El imperialismo, por tanto, no es un mero confín bélico-geográfico en el que se mueven los pueblos del antiguo Oriente Medio y que llega hasta las conquistas de Alejandro Magno y del imperio romano. El imperialismo es un horizonte ético, que define la idea del mundo y que se refleja en todos los estadios de la vida, desde el comercio hasta la producción artística, desde las ciudades hasta el honor que reviste morir como héroe guerrero. 

 
 
 
 
   

III

En nuestra época el imperialismo neoliberal es también un horizonte ético: ha convertido la antigua evasión escéptica, el relativismo y la tolerancia en meras racionalizaciones funcionales de ese supuesto derecho divino que todos tenemos a la libertad. Por eso debemos preguntarnos si profesar tal libertad no resulta una verdad de perogrullo, pues es claro que la conciencia, en los límites de su inmanencia, siempre va a ser libre: nadie puede controlar los deseos ni el imaginario. 

Hoy el individualismo se halla exacerbado porque resulta muy conveniente. Hoy cualquiera puede decir, con todo orgullo: "Mi esfuerzo me ha costado tener lo que tengo, por qué he de compartirlo con un patán". Y seguir argumentado contra la frustración de los que no tienen, contra la envidia soterrada que los mueve a ser revolucionarios, por ejemplo, o contra la obsolescencia de sus esperanzas. Presas en un sistema ideológico donde la avaricia, el egoísmo y la falta de filantropía se premian, en cambio se castiga cualquier intento solidario con el otro, este nuevo imperialismo ha erigido un nuevo espacio bélico, comandado por el burgués neoliberal que vence sin ser visto, pues está por todas partes, que asume un pragmatismo sin ilusiones y sin compromisos y afirma, muy convencido: "Lucha es lo que uno hace por sí mismo..."

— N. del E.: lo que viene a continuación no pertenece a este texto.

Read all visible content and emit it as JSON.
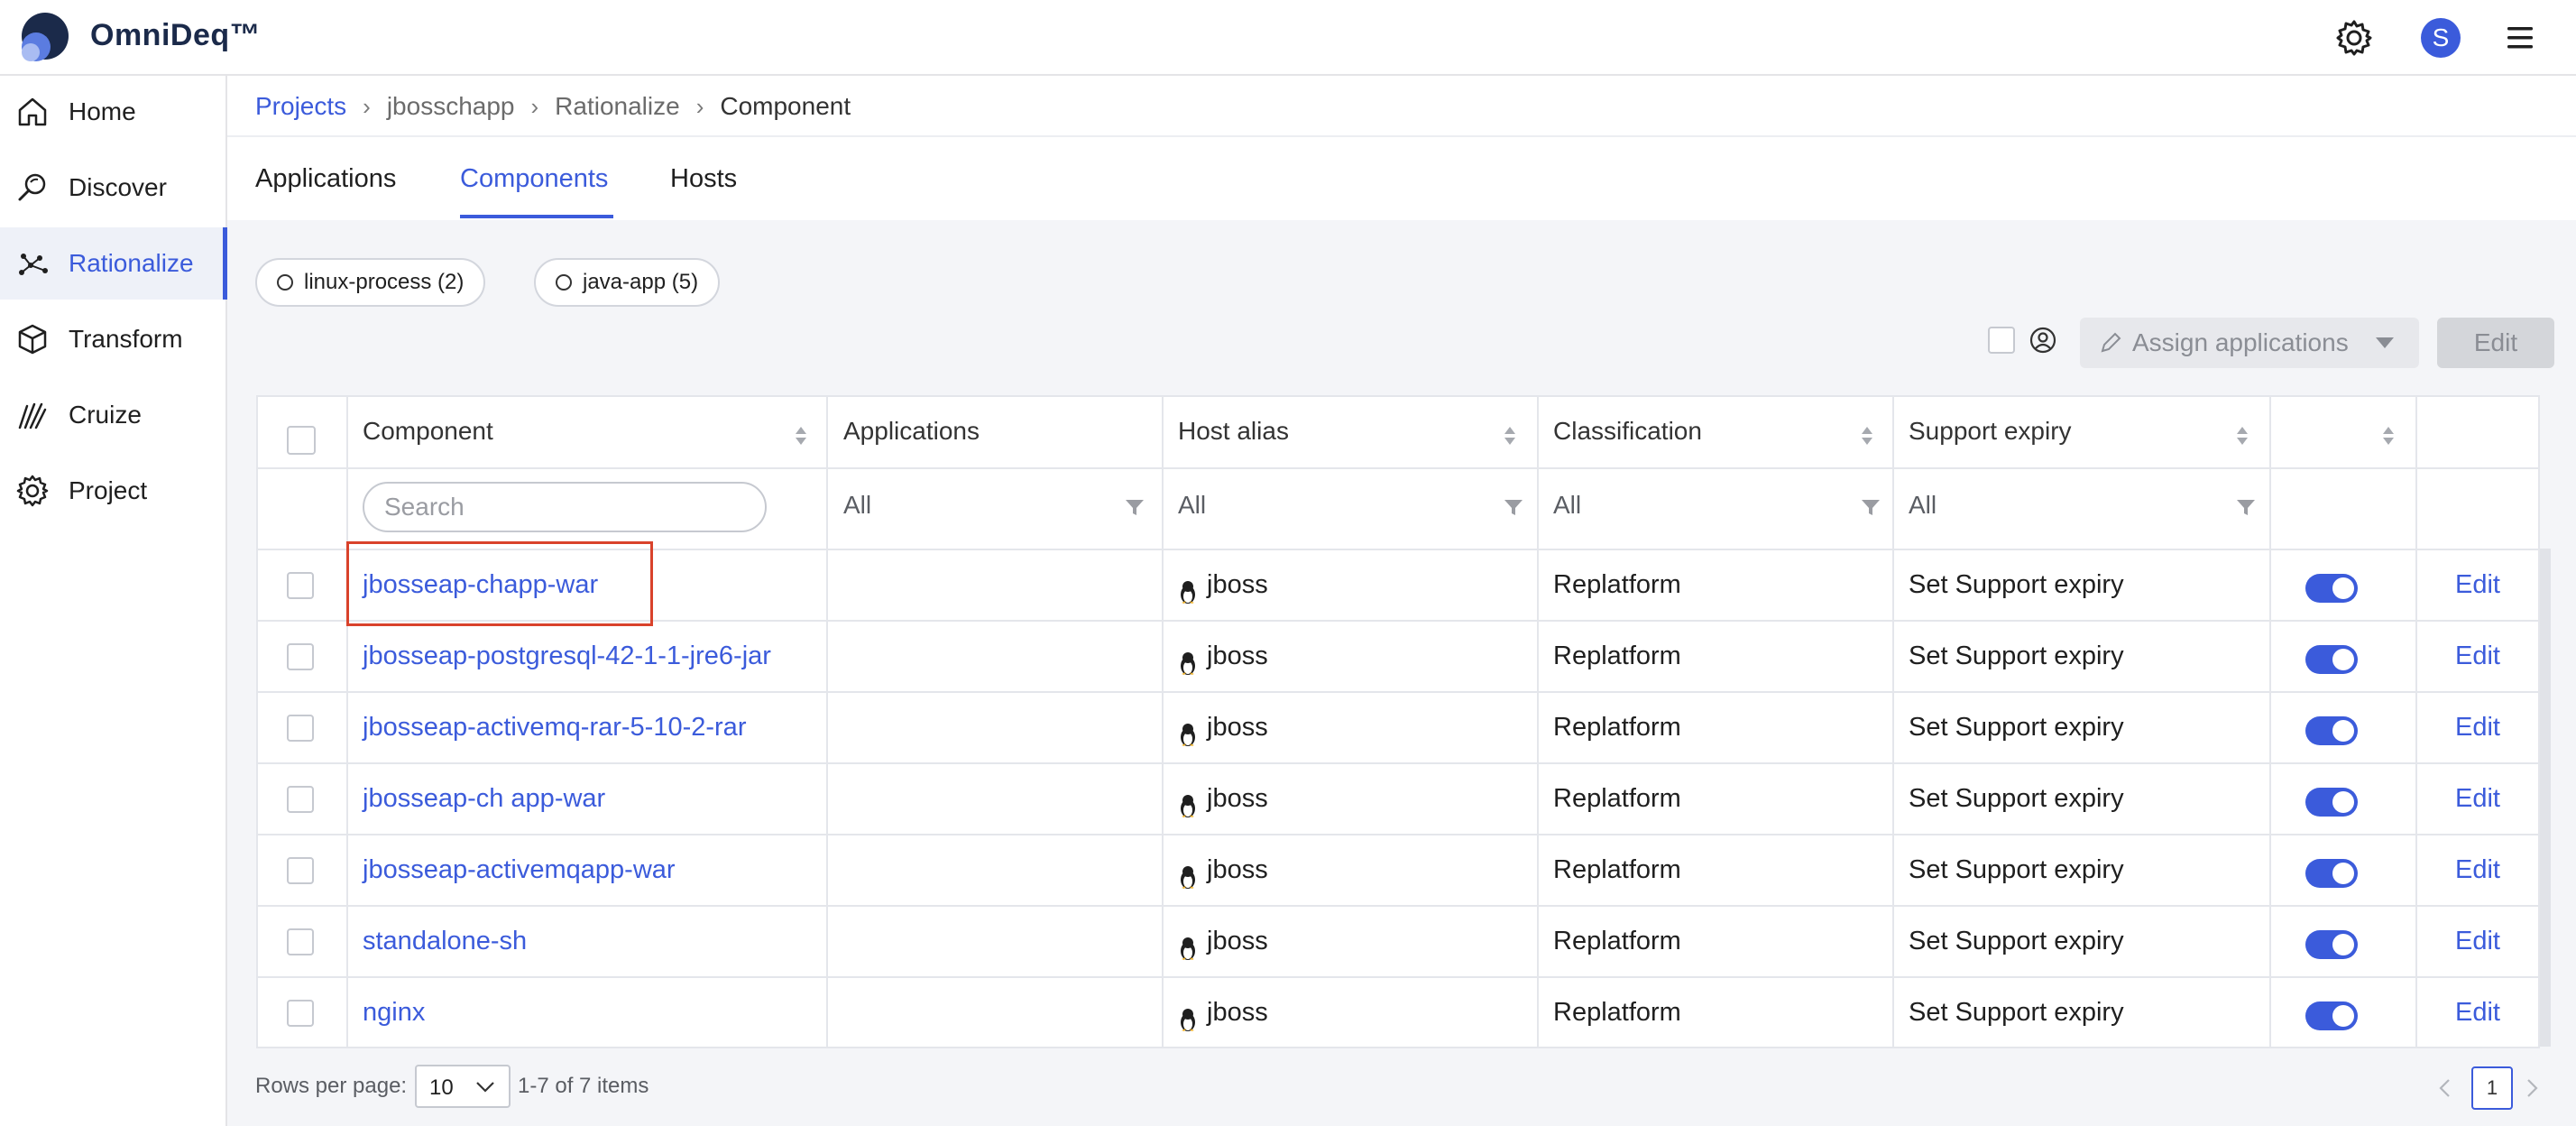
{
  "app": {
    "name": "OmniDeq™",
    "user_initial": "S"
  },
  "header": {
    "icons": [
      "gear-icon",
      "menu-icon"
    ]
  },
  "sidebar": {
    "items": [
      {
        "label": "Home",
        "icon": "home-icon"
      },
      {
        "label": "Discover",
        "icon": "discover-icon"
      },
      {
        "label": "Rationalize",
        "icon": "rationalize-icon",
        "active": true
      },
      {
        "label": "Transform",
        "icon": "cube-icon"
      },
      {
        "label": "Cruize",
        "icon": "cruize-icon"
      },
      {
        "label": "Project",
        "icon": "gear-icon"
      }
    ]
  },
  "breadcrumb": [
    "Projects",
    "jbosschapp",
    "Rationalize",
    "Component"
  ],
  "tabs": {
    "applications": "Applications",
    "components": "Components",
    "hosts": "Hosts"
  },
  "filters": {
    "chips": [
      "linux-process (2)",
      "java-app (5)"
    ]
  },
  "toolbar": {
    "assign_label": "Assign applications",
    "edit_label": "Edit"
  },
  "table": {
    "columns": [
      "Component",
      "Applications",
      "Host alias",
      "Classification",
      "Support expiry"
    ],
    "search_placeholder": "Search",
    "filter_all": "All",
    "rows": [
      {
        "component": "jbosseap-chapp-war",
        "host": "jboss",
        "classification": "Replatform",
        "support": "Set Support expiry",
        "enabled": true,
        "action": "Edit"
      },
      {
        "component": "jbosseap-postgresql-42-1-1-jre6-jar",
        "host": "jboss",
        "classification": "Replatform",
        "support": "Set Support expiry",
        "enabled": true,
        "action": "Edit"
      },
      {
        "component": "jbosseap-activemq-rar-5-10-2-rar",
        "host": "jboss",
        "classification": "Replatform",
        "support": "Set Support expiry",
        "enabled": true,
        "action": "Edit"
      },
      {
        "component": "jbosseap-ch app-war",
        "host": "jboss",
        "classification": "Replatform",
        "support": "Set Support expiry",
        "enabled": true,
        "action": "Edit"
      },
      {
        "component": "jbosseap-activemqapp-war",
        "host": "jboss",
        "classification": "Replatform",
        "support": "Set Support expiry",
        "enabled": true,
        "action": "Edit"
      },
      {
        "component": "standalone-sh",
        "host": "jboss",
        "classification": "Replatform",
        "support": "Set Support expiry",
        "enabled": true,
        "action": "Edit"
      },
      {
        "component": "nginx",
        "host": "jboss",
        "classification": "Replatform",
        "support": "Set Support expiry",
        "enabled": true,
        "action": "Edit"
      }
    ]
  },
  "footer": {
    "rows_per_page_label": "Rows per page:",
    "rows_per_page": "10",
    "items_text": "1-7 of 7 items",
    "page": "1"
  },
  "colors": {
    "accent": "#3b5bdb",
    "highlight": "#d9422b"
  }
}
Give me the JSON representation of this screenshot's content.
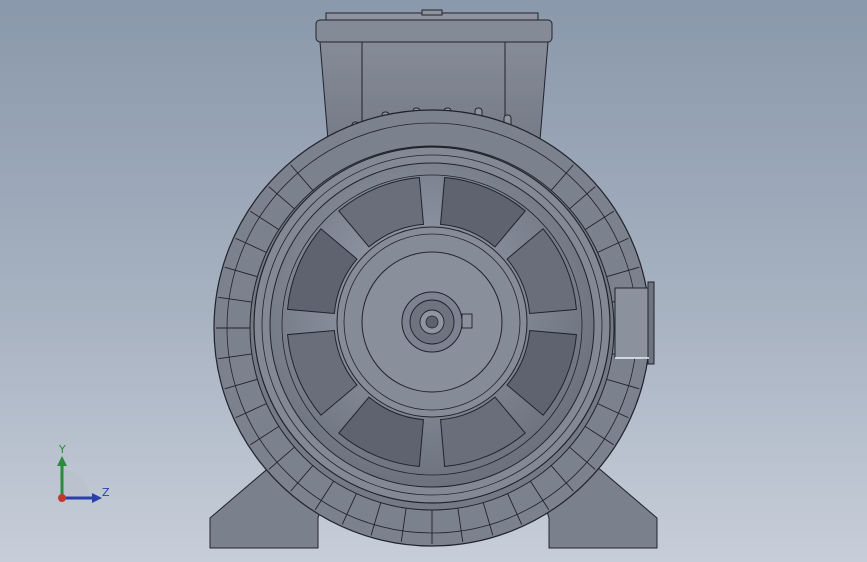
{
  "viewport": {
    "background_top": "#8a98ab",
    "background_bottom": "#c7ced9"
  },
  "model": {
    "type": "electric-motor",
    "view": "front",
    "body_color": "#7e8391",
    "edge_color": "#20232b"
  },
  "triad": {
    "y_label": "Y",
    "z_label": "Z",
    "y_color": "#2b8a3e",
    "z_color": "#2a3fa8",
    "origin_color": "#c0392b"
  }
}
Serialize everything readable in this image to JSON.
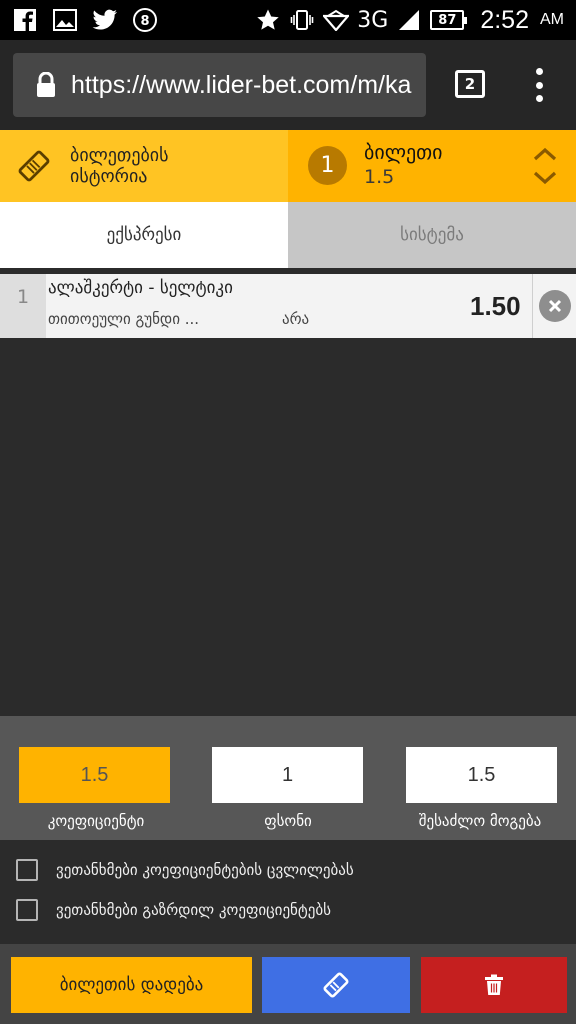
{
  "status_bar": {
    "network": "3G",
    "battery": "87",
    "time": "2:52",
    "ampm": "AM",
    "icons": [
      "facebook-icon",
      "image-icon",
      "twitter-icon",
      "badge-8-icon",
      "star-icon",
      "vibrate-icon",
      "wifi-icon",
      "signal-icon",
      "battery-icon"
    ]
  },
  "browser": {
    "url": "https://www.lider-bet.com/m/ka",
    "tab_count": "2"
  },
  "ticket_header": {
    "history_label": "ბილეთების\nისტორია",
    "ticket_count": "1",
    "ticket_title": "ბილეთი",
    "ticket_odds": "1.5"
  },
  "type_tabs": {
    "express": "ექსპრესი",
    "system": "სისტემა"
  },
  "bets": [
    {
      "index": "1",
      "match": "ალაშკერტი - სელტიკი",
      "market": "თითოეული გუნდი ...",
      "pick": "არა",
      "odds": "1.50"
    }
  ],
  "summary": {
    "coef_value": "1.5",
    "stake_value": "1",
    "win_value": "1.5",
    "coef_label": "კოეფიციენტი",
    "stake_label": "ფსონი",
    "win_label": "შესაძლო მოგება"
  },
  "agreements": {
    "odds_change": "ვეთანხმები კოეფიციენტების ცვლილებას",
    "odds_increase": "ვეთანხმები გაზრდილ კოეფიციენტებს"
  },
  "actions": {
    "place_bet": "ბილეთის დადება"
  },
  "colors": {
    "accent": "#ffb300",
    "accent_light": "#ffc423",
    "share": "#3f6fe4",
    "delete": "#c51f1f"
  }
}
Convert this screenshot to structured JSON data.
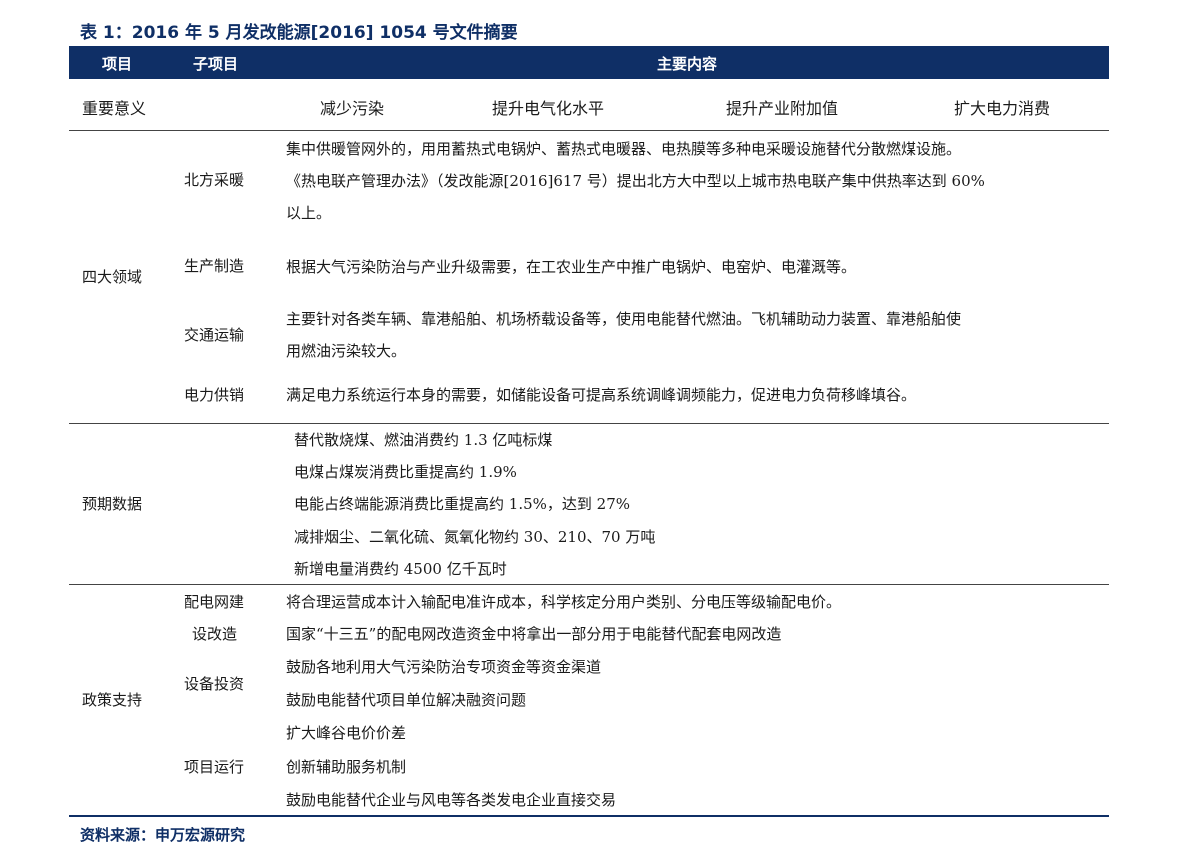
{
  "caption": "表 1：2016 年 5 月发改能源[2016] 1054 号文件摘要",
  "header": {
    "col1": "项目",
    "col2": "子项目",
    "col3": "主要内容"
  },
  "significance": {
    "label": "重要意义",
    "items": [
      "减少污染",
      "提升电气化水平",
      "提升产业附加值",
      "扩大电力消费"
    ]
  },
  "four_areas": {
    "label": "四大领域",
    "heating": {
      "label": "北方采暖",
      "lines": [
        "集中供暖管网外的，用用蓄热式电锅炉、蓄热式电暖器、电热膜等多种电采暖设施替代分散燃煤设施。",
        "《热电联产管理办法》（发改能源[2016]617 号）提出北方大中型以上城市热电联产集中供热率达到 60%",
        "以上。"
      ]
    },
    "manufacturing": {
      "label": "生产制造",
      "lines": [
        "根据大气污染防治与产业升级需要，在工农业生产中推广电锅炉、电窑炉、电灌溉等。"
      ]
    },
    "transport": {
      "label": "交通运输",
      "lines": [
        "主要针对各类车辆、靠港船舶、机场桥载设备等，使用电能替代燃油。飞机辅助动力装置、靠港船舶使",
        "用燃油污染较大。"
      ]
    },
    "power": {
      "label": "电力供销",
      "lines": [
        "满足电力系统运行本身的需要，如储能设备可提高系统调峰调频能力，促进电力负荷移峰填谷。"
      ]
    }
  },
  "expected": {
    "label": "预期数据",
    "lines": [
      "替代散烧煤、燃油消费约 1.3 亿吨标煤",
      "电煤占煤炭消费比重提高约 1.9%",
      "电能占终端能源消费比重提高约 1.5%，达到 27%",
      "减排烟尘、二氧化硫、氮氧化物约 30、210、70 万吨",
      "新增电量消费约 4500 亿千瓦时"
    ]
  },
  "policy": {
    "label": "政策支持",
    "grid": {
      "label_line1": "配电网建",
      "label_line2": "设改造",
      "lines": [
        "将合理运营成本计入输配电准许成本，科学核定分用户类别、分电压等级输配电价。",
        "国家“十三五”的配电网改造资金中将拿出一部分用于电能替代配套电网改造"
      ]
    },
    "investment": {
      "label": "设备投资",
      "lines": [
        "鼓励各地利用大气污染防治专项资金等资金渠道",
        "鼓励电能替代项目单位解决融资问题"
      ]
    },
    "operation": {
      "label": "项目运行",
      "lines": [
        "扩大峰谷电价价差",
        "创新辅助服务机制",
        "鼓励电能替代企业与风电等各类发电企业直接交易"
      ]
    }
  },
  "source": "资料来源：申万宏源研究",
  "colors": {
    "header_bg": "#0f2f66",
    "accent": "#0f2f66"
  }
}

Se cree tanto en que se tiene la razón que no se nota cómo se ha interiorizado una actitud imperial sin ser imperialistas, una ideología donde el individuo y sólo el individuo es el que cuenta: un individuo ejemplar, modélico, que únicamente desea ser mejor. Y ser mejor no quiere decir otra cosa más que velar por sus propios intereses, hacerse admirar por su fortaleza para hacer dinero, cuando antes nada tenía: la ideología le dio sus razones y no necesitó más para emprender la aventura hacia su propia modelización. Al final, lo único con lo que cuenta —en el mejor de los casos— es con un pequeño departamento, un auto, un sistema de cable y una indistinción muy grande y muy heredable. Ahora, cada uno es el centro ecuménico y el mundo ha alcanzado el máximo de indiferencia.• 

*Fernando Martínez Ramírez es profesor-investigador de la UAM Xochimilco, en el Departamento de Política y Cultura. Filósofo y escritor, ha publicado dos libros, uno de cuentos, La babel de los payasos (Miguel Ángel Porrúa, 2000), y el ensayo monográfico sobre Kierkegaard El más desgraciado (UAM Xochimilco, 2000).